Christina Patterson: Moderate Islam must find its voice
For the Independent, Christina Patterson discusses the “Inspired by Mohammed” posters, as well as a new film on the Journey to Mecca, and the Muslim heritage exhibition at the Science Museum, and says, “Muslims really couldn’t be trying harder to present their religion in a positive light. The trouble is, it isn’t working.” Ultimately, these seem to be token gestures, she argues, in comparison to something truly bold, like screening Three Lions in a mosque.
Co-funded by the Saudi King Faisal Centre for Research and Islamic Studies, and endorsed by the Dalai Lama and a former Archbishop of Canterbury, Journey to Mecca is, according to its producers, an attempt “to promote a better understanding of Islam in the West”. The scenery, on the 20m high IMAX screen, is spectacular.
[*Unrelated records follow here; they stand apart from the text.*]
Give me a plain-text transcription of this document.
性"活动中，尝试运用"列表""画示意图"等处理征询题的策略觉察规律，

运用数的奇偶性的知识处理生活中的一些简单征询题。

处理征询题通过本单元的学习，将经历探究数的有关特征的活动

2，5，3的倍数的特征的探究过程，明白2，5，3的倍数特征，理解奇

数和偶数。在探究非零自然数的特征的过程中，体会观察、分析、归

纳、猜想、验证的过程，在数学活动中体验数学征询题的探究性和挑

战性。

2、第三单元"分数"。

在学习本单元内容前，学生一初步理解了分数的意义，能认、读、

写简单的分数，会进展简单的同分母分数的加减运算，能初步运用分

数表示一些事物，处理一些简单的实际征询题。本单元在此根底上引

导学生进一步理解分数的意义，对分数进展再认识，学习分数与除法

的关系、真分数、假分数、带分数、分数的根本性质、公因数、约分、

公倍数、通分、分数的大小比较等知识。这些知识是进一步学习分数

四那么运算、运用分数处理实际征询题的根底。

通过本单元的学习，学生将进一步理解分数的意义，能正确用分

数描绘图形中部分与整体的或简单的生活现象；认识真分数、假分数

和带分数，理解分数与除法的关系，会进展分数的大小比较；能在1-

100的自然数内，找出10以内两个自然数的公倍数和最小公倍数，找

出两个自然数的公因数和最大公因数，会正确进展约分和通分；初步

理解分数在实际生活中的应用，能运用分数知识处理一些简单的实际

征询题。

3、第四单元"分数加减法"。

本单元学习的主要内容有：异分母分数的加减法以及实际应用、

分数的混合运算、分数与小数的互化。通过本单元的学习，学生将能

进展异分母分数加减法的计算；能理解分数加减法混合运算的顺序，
The plot is minimal. The acting is embarrassing. But if the sight of millions milling like ants around the cube-shaped Ka’bah (the 14th-century re-enactment is interspersed with real footage of the Hajj today) tends to inspire feelings of faint repulsion in the Western breast, one can certainly admire the challenge. “It is almost impossible” said one of its producers, Dominic Cunningham-Reid, “to communicate how hard it is to get something like this done in Saudi Arabia, because you have to remember we’re trying to make a film in the land that has no movie theatres and no art galleries”. No art, in other words. Just art as propaganda.